2) My wife winds up cooking fish once a week. She'll cook me a small piece with no seasoning or oil. I'll eat about 4 ounces of it. I could do without it, but it's kind of a treat.
Otherwise, I follow the diet, with no added oil and salt only in the form of liquid aminos, and not much of it. I feel safe following the diet and I see the value in it. Heck, today I weighed myself and I was only 194, down from 225 pounds. That's pretty good for never going hungry or fighting urges to eat things I really shouldn't. My total cholesterol is under 100mg/dL now, which is really low. The dull pain I still had in my femoral artery is gone - I think I was on my way to developing periphery artery disease, too. So, I feel like I'm moving in the right direction and it's really easy. The only hard thing is if I need to eat, but I don't have anything handy. That can be headed off by a little preparation, though. And I love kombucha these days - a fermented tea drink. I drink about two cups a day.
Here in Red Bluff, I've got one friend doing the diet and he immediately started sleeping better and his acid reflux subsided. He used to eat antacid tablets like candy. He's lost about 10 pounds in the last week. Another guy, a walnut farmer, is following the diet loosely, and he's down 10 pounds and feels a lot better. Bottom line is, all this fat and processed junk is killing us all, slowly. We need to escape the bad-food matrix and build our own space in the good-food matrix. And it's kind an exercise, but not a hard one. You just have to move in that direction. That book makes a compelling case for doing so.
We are all floating towards trouble, I think. It gets super real when you feel your heart failing. I think engineers would really like the book, because it's logical and presents a big debugging session he did with his patients.

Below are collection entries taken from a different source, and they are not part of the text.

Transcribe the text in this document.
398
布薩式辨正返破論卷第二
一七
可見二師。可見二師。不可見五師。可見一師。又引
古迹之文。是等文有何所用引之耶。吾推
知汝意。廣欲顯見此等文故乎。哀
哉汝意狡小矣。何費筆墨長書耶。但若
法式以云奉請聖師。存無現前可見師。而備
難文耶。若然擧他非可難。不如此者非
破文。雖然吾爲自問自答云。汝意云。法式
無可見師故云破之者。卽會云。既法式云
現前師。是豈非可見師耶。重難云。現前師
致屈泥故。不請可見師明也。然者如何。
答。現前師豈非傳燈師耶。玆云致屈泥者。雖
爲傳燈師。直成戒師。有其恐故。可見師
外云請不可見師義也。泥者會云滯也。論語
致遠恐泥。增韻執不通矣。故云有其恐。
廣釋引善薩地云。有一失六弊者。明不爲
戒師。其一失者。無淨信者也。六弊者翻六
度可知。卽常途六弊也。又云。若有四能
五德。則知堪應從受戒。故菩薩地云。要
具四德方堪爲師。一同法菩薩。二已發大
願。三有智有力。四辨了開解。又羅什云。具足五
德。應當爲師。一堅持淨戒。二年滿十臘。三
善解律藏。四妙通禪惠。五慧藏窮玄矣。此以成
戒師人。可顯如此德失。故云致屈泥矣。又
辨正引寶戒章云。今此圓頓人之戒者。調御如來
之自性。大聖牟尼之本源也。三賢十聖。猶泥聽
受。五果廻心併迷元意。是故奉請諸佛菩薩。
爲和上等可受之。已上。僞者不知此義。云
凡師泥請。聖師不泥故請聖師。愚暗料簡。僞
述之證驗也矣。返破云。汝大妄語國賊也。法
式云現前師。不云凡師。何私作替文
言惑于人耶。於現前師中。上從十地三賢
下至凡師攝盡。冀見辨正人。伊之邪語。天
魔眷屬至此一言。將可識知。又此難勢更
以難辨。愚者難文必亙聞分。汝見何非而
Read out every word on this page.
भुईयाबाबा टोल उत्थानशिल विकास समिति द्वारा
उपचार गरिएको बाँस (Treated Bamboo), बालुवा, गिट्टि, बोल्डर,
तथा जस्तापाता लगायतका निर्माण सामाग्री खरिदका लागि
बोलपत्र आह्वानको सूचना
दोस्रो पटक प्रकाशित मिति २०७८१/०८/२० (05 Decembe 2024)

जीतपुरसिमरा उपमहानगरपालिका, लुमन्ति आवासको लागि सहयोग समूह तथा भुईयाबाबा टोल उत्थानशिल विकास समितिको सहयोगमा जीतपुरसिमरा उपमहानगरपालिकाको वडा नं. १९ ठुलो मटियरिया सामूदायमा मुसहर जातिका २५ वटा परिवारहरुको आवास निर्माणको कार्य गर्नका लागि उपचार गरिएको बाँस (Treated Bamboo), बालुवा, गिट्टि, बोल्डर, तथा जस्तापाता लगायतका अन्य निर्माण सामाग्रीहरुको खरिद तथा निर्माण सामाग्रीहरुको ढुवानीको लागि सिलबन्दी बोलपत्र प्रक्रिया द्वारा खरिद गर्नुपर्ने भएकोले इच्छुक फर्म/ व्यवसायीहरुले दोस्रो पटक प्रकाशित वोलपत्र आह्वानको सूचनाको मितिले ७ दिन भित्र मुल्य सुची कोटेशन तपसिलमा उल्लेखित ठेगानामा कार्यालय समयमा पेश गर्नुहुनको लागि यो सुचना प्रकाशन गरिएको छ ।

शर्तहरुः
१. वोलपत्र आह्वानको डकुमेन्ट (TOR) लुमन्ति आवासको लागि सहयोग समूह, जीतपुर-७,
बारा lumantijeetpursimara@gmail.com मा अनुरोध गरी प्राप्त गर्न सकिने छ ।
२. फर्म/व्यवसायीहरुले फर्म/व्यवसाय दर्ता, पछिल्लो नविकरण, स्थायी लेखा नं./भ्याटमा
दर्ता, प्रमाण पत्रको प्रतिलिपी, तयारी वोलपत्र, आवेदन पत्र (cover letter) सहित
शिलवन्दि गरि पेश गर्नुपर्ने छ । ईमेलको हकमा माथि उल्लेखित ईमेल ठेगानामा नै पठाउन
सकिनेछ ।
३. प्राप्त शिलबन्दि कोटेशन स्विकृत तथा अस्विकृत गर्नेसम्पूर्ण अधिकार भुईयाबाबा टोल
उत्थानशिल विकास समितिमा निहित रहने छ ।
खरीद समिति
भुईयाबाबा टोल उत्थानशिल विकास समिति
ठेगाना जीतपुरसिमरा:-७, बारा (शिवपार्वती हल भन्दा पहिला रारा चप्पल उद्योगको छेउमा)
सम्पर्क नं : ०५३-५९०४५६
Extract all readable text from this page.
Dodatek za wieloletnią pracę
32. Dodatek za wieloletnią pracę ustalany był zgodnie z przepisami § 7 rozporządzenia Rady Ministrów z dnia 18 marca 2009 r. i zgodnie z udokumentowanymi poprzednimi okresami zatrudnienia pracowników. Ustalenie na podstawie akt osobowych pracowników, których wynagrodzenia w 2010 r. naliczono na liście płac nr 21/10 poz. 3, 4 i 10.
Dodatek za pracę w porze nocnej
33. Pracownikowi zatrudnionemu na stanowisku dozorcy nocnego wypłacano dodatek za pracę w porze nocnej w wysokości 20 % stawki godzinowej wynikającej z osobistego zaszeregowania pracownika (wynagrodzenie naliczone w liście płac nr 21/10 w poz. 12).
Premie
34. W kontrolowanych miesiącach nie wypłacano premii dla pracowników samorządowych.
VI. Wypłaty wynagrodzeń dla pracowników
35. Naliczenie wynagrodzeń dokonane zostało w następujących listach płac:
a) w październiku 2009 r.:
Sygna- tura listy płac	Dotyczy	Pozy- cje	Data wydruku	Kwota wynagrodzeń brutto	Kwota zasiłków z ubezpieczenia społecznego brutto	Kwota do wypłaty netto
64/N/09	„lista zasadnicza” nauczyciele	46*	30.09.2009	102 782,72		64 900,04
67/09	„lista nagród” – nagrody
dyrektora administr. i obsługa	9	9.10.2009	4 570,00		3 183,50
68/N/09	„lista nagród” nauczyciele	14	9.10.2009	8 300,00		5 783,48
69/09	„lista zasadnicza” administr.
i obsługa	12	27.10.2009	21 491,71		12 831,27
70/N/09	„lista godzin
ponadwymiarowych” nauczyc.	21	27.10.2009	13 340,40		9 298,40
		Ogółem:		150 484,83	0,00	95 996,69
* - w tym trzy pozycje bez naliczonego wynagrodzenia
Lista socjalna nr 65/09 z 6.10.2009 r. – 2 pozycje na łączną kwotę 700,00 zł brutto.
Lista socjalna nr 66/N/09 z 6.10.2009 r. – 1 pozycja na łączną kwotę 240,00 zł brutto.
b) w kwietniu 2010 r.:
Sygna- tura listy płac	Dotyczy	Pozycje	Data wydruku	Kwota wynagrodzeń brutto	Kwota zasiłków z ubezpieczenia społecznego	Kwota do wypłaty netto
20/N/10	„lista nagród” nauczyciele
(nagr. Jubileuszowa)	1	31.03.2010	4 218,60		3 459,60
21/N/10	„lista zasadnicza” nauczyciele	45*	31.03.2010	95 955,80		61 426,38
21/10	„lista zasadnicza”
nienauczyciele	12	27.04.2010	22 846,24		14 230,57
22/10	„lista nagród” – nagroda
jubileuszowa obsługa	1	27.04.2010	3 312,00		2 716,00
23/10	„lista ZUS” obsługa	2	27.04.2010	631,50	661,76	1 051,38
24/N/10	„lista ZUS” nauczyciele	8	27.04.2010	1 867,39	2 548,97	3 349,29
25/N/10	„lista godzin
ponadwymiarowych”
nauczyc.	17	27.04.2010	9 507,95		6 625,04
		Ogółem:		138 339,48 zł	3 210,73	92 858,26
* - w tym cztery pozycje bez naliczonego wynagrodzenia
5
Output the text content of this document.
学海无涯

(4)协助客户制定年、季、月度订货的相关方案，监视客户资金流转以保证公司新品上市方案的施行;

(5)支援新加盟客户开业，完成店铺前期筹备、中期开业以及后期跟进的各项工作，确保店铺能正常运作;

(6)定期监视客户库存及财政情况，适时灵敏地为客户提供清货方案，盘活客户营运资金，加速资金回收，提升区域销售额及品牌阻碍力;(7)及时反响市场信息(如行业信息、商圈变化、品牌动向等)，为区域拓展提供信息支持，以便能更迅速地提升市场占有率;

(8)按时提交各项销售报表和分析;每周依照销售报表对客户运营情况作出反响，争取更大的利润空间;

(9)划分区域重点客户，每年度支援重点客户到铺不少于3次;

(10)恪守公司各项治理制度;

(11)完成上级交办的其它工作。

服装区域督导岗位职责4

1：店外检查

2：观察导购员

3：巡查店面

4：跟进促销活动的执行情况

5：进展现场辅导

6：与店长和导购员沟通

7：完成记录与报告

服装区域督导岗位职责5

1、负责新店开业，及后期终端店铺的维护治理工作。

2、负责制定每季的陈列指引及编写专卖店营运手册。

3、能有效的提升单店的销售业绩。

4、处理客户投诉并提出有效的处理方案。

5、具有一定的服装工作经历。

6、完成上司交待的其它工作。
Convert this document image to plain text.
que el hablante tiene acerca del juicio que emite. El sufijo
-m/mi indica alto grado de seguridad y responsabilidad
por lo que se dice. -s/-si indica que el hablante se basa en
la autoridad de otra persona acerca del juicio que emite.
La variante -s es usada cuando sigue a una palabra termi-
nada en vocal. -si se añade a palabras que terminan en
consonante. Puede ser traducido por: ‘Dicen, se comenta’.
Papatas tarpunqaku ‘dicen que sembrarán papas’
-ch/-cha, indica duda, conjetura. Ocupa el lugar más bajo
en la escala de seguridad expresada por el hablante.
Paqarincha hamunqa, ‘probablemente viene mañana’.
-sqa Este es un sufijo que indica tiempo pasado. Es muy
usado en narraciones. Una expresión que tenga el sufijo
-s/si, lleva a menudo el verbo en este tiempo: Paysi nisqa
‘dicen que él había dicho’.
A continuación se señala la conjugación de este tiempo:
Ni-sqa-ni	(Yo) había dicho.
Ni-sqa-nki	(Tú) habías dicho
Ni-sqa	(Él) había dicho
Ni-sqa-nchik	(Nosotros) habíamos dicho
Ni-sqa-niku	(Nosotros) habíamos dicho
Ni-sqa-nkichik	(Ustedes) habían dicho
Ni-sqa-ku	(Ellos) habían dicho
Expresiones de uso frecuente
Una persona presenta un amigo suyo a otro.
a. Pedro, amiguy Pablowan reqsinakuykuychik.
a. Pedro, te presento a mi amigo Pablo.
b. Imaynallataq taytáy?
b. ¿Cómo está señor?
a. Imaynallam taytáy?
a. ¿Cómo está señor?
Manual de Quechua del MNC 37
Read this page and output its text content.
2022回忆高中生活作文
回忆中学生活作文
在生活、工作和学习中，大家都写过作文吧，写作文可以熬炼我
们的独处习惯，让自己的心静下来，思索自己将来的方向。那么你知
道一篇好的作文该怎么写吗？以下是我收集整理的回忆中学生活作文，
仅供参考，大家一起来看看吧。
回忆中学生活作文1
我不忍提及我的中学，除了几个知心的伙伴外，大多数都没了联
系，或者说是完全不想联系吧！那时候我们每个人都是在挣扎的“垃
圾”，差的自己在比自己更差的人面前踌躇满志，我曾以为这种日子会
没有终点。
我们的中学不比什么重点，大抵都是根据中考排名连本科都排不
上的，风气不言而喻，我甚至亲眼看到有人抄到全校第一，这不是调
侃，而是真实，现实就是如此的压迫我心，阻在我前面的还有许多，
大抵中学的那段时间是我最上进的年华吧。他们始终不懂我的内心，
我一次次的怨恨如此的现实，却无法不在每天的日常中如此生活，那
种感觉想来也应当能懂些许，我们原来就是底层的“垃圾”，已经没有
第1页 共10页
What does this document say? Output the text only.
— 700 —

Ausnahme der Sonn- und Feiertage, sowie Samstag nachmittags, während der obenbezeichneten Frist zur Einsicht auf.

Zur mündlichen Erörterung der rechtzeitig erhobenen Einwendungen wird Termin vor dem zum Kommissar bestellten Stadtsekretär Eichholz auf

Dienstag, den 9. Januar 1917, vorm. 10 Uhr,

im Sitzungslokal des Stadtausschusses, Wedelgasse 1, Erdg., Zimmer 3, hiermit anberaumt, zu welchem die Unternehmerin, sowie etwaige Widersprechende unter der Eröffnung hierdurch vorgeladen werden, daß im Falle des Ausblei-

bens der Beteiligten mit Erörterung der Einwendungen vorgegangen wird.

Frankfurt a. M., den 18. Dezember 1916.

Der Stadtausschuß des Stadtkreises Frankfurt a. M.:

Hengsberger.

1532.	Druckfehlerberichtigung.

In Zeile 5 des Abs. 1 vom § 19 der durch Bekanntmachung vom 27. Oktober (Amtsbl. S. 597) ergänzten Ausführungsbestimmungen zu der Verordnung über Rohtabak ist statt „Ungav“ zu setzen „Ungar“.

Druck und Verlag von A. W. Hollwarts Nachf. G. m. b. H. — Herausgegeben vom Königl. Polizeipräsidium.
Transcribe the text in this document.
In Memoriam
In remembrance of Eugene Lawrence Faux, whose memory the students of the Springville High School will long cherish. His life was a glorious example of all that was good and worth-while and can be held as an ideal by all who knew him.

What about these? I bet they taste really good...
Thanks, Carol!
Actually, pork rinds may not be that bad for you, but these...
They are the best-tasting junk food I know of and they really make me feel lousy. I think carbs and fats are most dangerous together, in perfect harmony.
I got a distinct implied "It's probably not a good idea to take antioxidant supplements on a regular basis."
As for supplements, I agree with that - supplements are not needed if you eat a normal healthy varied diet. Supplements are for people on strict diet regimes, particularly when combined with little exercise - e.g. vegetarians who don't move much. They're unable to get enough of certain minerals and vitamins (it's actually much easier for vegetarian athletes - with all the physical exercise you're able to eat much more and you get what you require, even from only vegetables. So, contrary to what many believe, you *don't* need supplements "because of all the hard exercise" - it's the other way around).
As for myself, I eat vegetables, boiled potatoes, some rice, lots of fish, lots of olive oil, some meat, but not overdoing it. Never hamburgers or fries or other junk food. I'm staying slim, and I'm healthy according to the doctor, and blood pressure is perfect.
Chip, you look like you are keeping a virtual junk food cabinet.
I bet they are loaded with:
https://en.m.wikipedia.org/wiki/Monosodium_glutamate
I try to stay away from that stuff, and only eat a handfull of chips or puffs or whatever at a time. Just don't make me feel good in large quantities.
I choose to interpret Dr. Green's observations as an endorsement to keep tempura veggies on the menu. Flash-fried broccoli can't be all bad.